Mohon tunggu...
albarian risto gunarto
albarian risto gunarto Mohon Tunggu... Freelancer - saya datang saya lihat saya lalui saya tulis

bapak-bapak yang suka menulis

Selanjutnya

Tutup

Trip Pilihan

MenTek-Tok Gunung Penanggungan (Bagian 1), Keindahan di Separuh Gunung

15 September 2022   14:06 Diperbarui: 15 September 2022   20:19 1155
+
Laporkan Konten
Laporkan Akun
Kompasiana adalah platform blog. Konten ini menjadi tanggung jawab bloger dan tidak mewakili pandangan redaksi Kompas.
Lihat foto
duduk sejenak sebelum melahap tanjakan (dok.pri)

Kedua kalinya dalam dua tahun berturut-turut Aspala kembali mendaki gunung yang disucikan oleh Majapahit. Gunung ini seolah memanggil setiap kali kami melakukan pendakian gunung/ bukit di sekitarnya.

Kapok lombok sebuah ungkapan yang pantas untuk kami. Berat tapi "ngangeni" makanya kami mendaki  gunung yang namnya dibadikan dalam prasasti kuno ini kembali. Tetap dengan cara yang sama "tek-tok" sekali jalan.

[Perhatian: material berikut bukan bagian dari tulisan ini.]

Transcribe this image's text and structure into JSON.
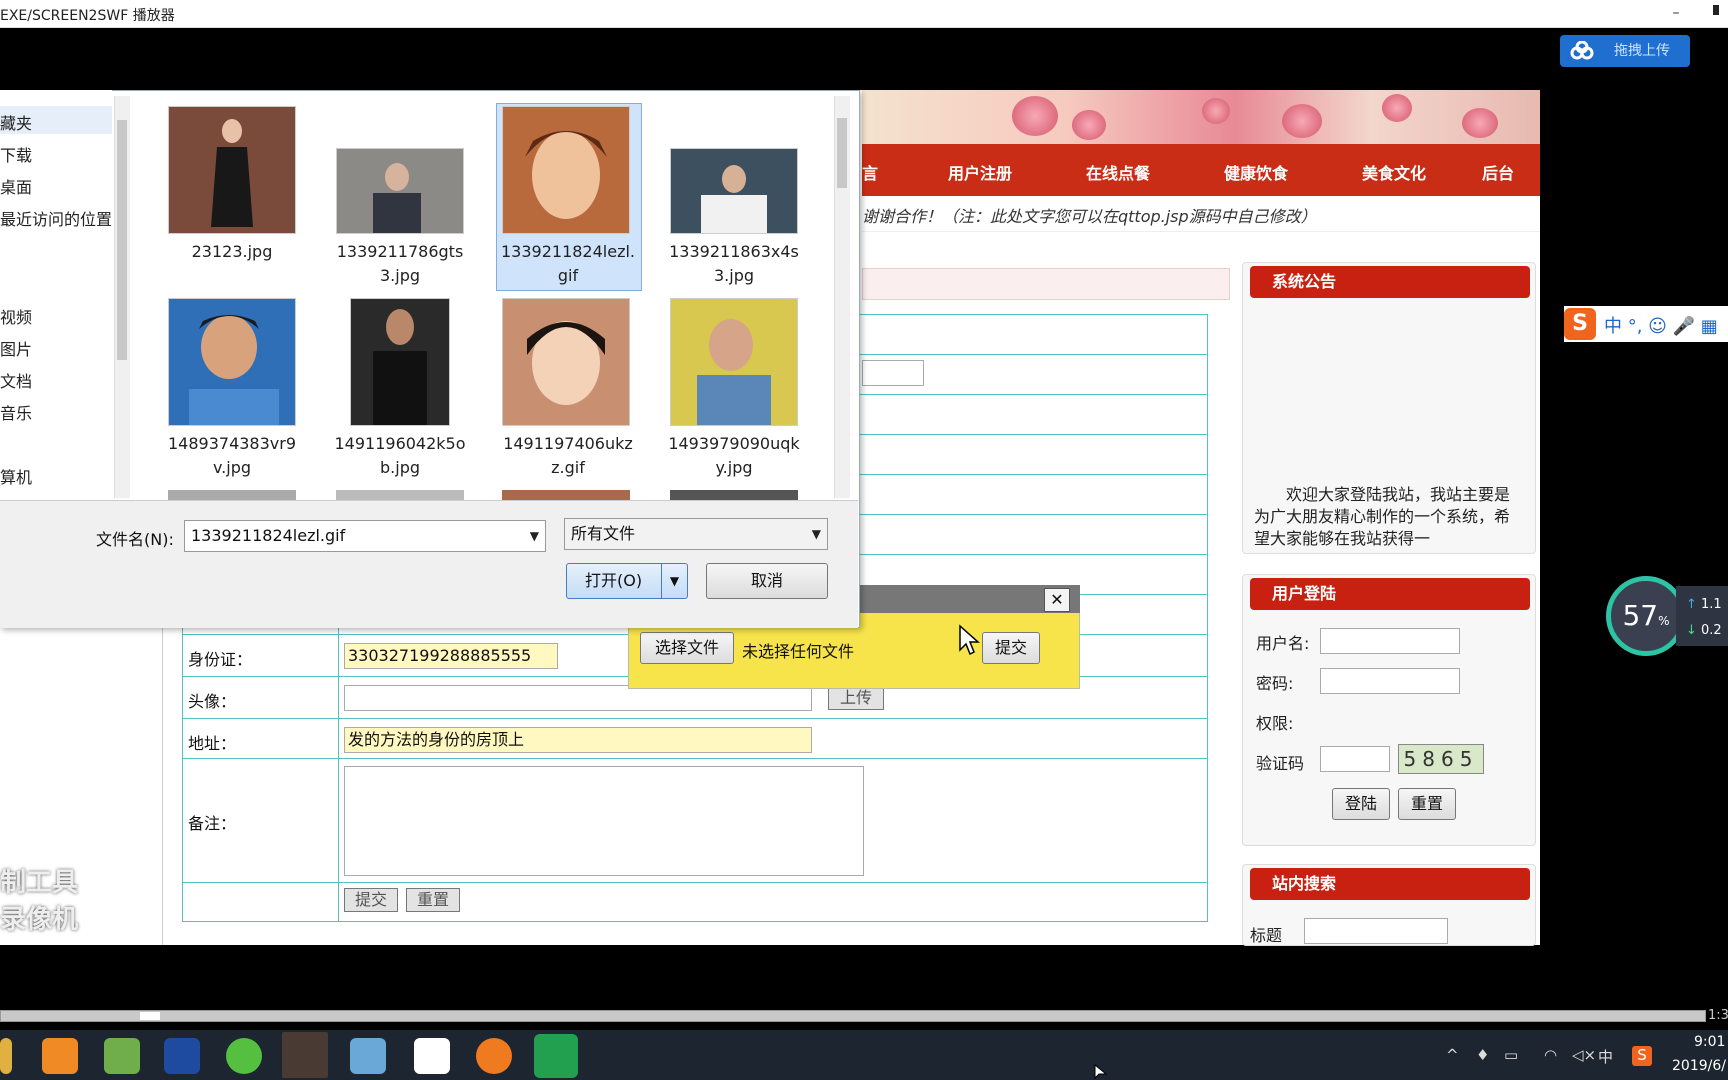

Ba'da subuh, seperti biasa berkumpul, kali ini kami menyewa elf yang harga sewanya naik  mengikuti harga solar. Ber 15 yang ikut naik elf ini, Dua orang lainnya naik mobil pribadi dan akan bergabung di basecamp.

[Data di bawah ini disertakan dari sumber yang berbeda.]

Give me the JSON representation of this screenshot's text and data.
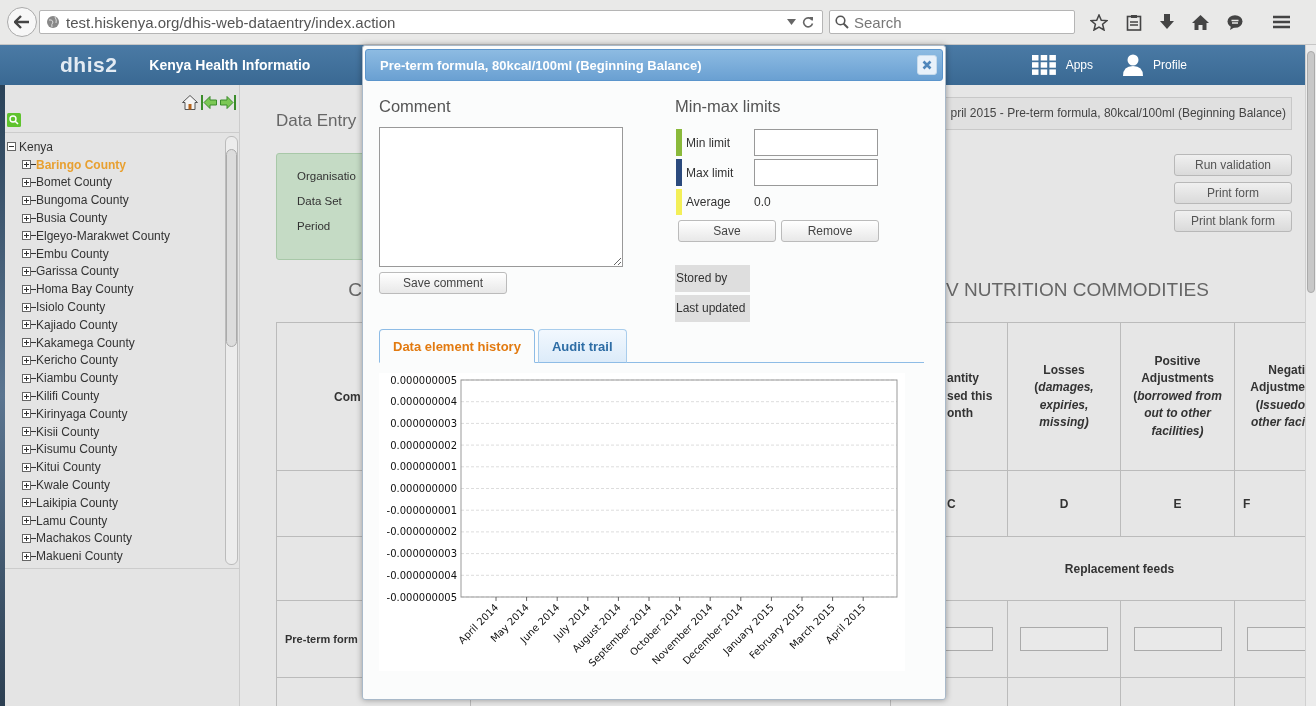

agar tetap semangat (dok. Aspala)
agar tetap semangat (dok. Aspala)

Dengan jumlah rombongan yang lebih banyak, 17 orang. Lebih rame lebih seru. Anggota rombongan dari berbagi usia dan pengalaman serta kondisi fisik yang berbeda pula. Menghadirkan cerita tersendiri.

Sayangnya si anak SD yang beberapa kali pendakian mengatakan gunungnya kurang tinggi tidak bisa turut. Karena seminggu sebelumnya jatuh di got ketika naik sepeda, ditambah dengan terserang Flu Singapura yang membuat kakinya bentol dan penuh bercak plus bengkak.

Cahaya matahari sudah terik kala kami masuk ke kawasan Pendakian Via Tamiajeng. Setelah prepare peralatan -yang perempuan sibuk mengoleskan sunscreen- serta urusan perijinan sudah beres kami melangkahkan kaki melewati Gapura.

memulai jalan kaki di gunung (dok. pri)
memulai jalan kaki di gunung (dok. pri)

Base Camp -- Pos 2 || Jalan Kaki di Jalan Kampung

Jalan yang dilewati merupakan jalan desa yang berupa makadam yang di berbagai tempat batunya sudah lepas dari ikatan. Kiri kanan merupakan perkebunan penduduk jadi tidak heran kadang kita akan disalip maupun bersimpangan dengan motor-motor mereka.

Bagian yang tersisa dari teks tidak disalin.